Semplice e oggettiva, simbolica e naturalistica, discorsiva e prosastica: la poesia di Cesare Pavese è un tiepido prolungamento della nostalgia crepuscolare di stampo gozzaniano, è l’incedere fruttuoso e malinconico nei campi e nelle strade cittadine, un dipinto impressionista che rivela la solitudine quale virtuosa privazione del bisogno o come temibile condanna esistenziale.
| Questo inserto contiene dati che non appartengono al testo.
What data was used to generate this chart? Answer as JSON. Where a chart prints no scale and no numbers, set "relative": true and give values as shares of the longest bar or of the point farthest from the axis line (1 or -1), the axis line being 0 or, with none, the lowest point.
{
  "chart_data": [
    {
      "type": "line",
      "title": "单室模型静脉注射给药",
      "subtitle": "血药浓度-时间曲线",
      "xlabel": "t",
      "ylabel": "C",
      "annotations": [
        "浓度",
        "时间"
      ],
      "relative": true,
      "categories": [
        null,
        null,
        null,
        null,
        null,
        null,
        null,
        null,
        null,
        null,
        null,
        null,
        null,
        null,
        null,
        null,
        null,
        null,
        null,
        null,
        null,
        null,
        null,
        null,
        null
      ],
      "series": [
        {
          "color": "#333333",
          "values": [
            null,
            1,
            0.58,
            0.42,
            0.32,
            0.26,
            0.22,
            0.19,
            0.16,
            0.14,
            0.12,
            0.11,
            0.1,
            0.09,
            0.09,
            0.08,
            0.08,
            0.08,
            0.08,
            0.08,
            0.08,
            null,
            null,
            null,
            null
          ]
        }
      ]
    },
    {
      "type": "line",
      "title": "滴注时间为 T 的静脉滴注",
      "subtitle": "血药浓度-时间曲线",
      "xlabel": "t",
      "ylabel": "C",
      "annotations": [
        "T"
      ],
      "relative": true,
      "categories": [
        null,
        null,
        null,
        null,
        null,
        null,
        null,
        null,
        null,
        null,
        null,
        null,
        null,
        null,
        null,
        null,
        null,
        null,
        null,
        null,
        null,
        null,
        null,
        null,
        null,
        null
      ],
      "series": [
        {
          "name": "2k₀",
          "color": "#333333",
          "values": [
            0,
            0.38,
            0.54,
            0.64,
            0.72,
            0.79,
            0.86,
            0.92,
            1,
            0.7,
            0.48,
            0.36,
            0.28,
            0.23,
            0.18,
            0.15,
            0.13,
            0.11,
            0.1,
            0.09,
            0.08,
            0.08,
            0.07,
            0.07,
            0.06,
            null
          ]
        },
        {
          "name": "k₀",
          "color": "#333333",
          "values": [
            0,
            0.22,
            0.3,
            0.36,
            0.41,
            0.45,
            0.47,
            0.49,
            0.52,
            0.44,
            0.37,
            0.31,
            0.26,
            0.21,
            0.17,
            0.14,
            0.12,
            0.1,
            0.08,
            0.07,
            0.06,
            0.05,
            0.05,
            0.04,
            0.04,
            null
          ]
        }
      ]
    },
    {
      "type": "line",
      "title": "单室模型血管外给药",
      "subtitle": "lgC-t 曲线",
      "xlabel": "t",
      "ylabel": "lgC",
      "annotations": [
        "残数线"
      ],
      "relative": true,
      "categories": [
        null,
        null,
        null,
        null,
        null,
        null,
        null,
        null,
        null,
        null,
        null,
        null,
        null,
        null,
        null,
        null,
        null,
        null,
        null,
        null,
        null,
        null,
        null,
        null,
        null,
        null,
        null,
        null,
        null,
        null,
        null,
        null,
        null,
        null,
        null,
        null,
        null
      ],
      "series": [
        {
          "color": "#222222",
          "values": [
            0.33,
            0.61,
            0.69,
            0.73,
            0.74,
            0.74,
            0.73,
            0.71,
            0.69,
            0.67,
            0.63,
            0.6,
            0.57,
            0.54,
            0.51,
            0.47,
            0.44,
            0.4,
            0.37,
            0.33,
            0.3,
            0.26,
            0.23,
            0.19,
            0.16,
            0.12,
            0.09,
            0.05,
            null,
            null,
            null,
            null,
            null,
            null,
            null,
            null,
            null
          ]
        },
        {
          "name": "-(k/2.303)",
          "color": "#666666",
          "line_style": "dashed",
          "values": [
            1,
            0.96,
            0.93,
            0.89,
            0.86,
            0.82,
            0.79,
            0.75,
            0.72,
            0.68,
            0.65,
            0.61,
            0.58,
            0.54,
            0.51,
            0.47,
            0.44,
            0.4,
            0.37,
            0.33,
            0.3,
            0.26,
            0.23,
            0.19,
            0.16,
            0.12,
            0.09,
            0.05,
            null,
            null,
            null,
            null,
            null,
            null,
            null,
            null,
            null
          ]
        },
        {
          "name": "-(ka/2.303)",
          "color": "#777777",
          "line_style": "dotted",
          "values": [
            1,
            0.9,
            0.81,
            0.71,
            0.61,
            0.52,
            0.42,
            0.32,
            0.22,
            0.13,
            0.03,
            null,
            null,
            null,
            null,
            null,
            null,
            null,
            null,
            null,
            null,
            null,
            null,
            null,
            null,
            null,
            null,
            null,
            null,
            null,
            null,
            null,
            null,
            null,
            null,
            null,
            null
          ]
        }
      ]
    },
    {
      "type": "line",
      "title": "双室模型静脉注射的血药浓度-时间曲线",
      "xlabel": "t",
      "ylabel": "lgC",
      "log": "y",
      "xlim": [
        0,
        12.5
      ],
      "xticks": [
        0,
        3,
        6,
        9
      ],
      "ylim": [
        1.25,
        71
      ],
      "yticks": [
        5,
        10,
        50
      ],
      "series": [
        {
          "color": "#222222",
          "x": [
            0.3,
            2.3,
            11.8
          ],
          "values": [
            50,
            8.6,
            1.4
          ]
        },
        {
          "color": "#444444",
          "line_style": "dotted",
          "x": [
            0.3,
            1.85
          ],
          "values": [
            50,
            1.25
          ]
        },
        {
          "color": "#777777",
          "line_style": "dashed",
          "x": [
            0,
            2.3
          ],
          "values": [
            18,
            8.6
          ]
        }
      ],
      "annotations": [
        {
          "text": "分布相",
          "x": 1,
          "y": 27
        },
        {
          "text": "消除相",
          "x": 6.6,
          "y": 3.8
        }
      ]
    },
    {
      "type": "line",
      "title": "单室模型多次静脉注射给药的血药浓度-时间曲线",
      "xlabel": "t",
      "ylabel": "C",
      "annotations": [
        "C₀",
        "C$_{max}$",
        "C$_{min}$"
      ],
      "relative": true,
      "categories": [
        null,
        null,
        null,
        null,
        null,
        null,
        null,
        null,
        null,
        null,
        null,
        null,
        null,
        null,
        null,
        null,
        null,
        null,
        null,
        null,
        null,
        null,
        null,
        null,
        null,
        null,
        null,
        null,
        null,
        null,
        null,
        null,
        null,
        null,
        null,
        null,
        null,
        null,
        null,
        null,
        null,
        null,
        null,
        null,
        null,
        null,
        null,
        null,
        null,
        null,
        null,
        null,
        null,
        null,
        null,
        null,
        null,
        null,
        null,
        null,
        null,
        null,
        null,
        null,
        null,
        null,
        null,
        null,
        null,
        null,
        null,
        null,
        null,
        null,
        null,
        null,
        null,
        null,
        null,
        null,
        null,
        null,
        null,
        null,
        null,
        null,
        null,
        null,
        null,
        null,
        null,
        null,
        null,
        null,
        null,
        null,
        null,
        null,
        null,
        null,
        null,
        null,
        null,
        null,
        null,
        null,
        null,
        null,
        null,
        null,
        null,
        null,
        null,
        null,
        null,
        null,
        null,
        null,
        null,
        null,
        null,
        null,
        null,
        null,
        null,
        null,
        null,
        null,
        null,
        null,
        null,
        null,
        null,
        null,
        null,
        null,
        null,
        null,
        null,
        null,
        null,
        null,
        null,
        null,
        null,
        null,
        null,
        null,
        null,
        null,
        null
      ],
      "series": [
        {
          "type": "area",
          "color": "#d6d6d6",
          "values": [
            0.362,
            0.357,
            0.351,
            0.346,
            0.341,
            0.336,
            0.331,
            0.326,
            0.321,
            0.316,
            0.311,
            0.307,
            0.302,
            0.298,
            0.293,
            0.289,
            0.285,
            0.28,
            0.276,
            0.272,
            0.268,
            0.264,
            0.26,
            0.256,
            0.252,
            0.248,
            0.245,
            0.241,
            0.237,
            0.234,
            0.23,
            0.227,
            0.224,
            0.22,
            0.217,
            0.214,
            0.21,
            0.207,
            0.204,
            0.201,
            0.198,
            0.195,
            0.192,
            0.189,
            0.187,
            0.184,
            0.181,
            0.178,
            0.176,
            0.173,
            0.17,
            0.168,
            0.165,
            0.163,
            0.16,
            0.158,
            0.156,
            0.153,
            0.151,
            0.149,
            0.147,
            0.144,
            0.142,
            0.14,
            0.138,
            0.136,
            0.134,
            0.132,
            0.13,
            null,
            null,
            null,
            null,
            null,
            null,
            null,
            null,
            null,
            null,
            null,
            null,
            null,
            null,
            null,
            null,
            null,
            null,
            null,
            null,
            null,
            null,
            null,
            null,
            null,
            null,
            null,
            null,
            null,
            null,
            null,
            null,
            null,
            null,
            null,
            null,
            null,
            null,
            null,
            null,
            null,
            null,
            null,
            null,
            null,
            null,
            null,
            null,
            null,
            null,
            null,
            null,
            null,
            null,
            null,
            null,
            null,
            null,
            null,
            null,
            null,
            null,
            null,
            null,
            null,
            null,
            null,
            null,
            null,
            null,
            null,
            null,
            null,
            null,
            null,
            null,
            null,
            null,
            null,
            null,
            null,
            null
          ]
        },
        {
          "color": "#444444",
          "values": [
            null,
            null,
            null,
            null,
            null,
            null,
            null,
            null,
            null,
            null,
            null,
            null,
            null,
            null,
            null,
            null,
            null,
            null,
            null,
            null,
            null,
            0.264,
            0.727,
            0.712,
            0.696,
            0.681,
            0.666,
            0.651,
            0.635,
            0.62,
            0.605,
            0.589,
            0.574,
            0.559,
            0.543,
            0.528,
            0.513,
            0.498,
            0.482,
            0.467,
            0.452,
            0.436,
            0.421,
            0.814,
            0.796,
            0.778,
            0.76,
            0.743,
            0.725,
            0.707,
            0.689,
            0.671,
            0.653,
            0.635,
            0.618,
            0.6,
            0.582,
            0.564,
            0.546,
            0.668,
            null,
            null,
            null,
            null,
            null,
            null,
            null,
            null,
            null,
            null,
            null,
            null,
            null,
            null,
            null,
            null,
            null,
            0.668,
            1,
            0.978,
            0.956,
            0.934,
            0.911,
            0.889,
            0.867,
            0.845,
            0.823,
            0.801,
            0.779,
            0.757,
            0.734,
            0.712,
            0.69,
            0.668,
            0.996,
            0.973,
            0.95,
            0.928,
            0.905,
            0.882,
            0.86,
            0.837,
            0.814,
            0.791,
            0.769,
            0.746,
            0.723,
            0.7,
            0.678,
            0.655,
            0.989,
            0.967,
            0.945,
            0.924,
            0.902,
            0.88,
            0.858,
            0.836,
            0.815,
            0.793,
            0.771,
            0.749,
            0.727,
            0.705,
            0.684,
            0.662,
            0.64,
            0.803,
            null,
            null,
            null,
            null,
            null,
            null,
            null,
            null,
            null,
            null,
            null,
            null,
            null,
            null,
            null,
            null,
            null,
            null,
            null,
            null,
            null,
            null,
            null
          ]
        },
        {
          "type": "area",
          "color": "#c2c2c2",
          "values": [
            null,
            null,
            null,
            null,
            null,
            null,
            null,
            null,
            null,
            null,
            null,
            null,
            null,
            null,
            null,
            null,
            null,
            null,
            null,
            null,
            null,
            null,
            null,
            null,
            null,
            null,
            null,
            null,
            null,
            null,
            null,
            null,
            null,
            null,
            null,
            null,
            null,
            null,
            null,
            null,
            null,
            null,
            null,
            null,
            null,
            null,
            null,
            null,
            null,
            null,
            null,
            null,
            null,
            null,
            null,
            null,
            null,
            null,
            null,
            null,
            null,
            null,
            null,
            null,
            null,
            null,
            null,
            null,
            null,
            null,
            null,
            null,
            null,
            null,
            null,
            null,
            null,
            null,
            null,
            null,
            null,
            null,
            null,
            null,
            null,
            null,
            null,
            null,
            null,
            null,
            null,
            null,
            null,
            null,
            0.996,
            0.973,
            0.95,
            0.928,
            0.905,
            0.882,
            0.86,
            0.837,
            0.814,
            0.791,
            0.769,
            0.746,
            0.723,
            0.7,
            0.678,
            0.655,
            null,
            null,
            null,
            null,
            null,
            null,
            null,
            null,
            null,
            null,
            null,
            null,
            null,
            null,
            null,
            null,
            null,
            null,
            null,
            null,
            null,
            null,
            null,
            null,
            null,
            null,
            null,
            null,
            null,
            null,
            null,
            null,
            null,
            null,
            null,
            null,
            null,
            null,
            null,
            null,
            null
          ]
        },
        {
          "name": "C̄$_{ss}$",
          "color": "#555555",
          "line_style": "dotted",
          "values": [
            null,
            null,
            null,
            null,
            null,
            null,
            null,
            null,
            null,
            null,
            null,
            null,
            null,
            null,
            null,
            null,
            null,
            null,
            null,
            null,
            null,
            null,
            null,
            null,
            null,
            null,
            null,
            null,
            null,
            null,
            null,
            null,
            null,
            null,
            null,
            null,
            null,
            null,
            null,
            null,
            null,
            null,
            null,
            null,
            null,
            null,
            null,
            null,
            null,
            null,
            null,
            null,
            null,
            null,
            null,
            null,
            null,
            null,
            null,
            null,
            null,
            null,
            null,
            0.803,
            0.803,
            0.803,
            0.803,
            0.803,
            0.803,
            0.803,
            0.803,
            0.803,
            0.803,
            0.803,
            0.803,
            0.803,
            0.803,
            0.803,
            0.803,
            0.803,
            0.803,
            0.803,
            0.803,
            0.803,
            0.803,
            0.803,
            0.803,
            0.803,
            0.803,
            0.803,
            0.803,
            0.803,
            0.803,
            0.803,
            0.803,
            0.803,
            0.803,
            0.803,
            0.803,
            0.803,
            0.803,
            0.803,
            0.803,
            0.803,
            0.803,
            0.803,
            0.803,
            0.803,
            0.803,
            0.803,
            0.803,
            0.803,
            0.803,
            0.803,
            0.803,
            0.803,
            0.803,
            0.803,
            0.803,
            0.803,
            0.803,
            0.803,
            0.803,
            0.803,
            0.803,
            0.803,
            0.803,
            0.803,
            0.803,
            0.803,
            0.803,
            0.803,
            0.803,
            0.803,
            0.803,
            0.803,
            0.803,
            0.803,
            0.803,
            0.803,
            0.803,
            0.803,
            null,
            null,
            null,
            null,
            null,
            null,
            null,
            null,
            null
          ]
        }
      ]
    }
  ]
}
E talvolta il vuoto si riempie di versi lunghi e cadenzati, in una tenera indulgenza verso tutto ciò che è fisicamente presente agli occhi del poeta, traduttore onnisciente e solitario di interstizi sotterranei.
Cesare Pavese
(Santo Stefano Belbo, 1908 – Torino, 1950) si affermò come poeta con Lavorare stanca
(1936) e ottenne il suo primo successo letterario nel 1941 con Paesi tuoi, dopodiché iniziò a lavorare per la casa editrice Einaudi. Seguirono i Dialoghi con Leucò
(1947), La casa in collina
(1948), La bella estate
(1949) con cui vinse il Premio “Strega”, e La luna e i falò
(1950). È considerato uno dei più grandi intellettuali italiani del Novecento.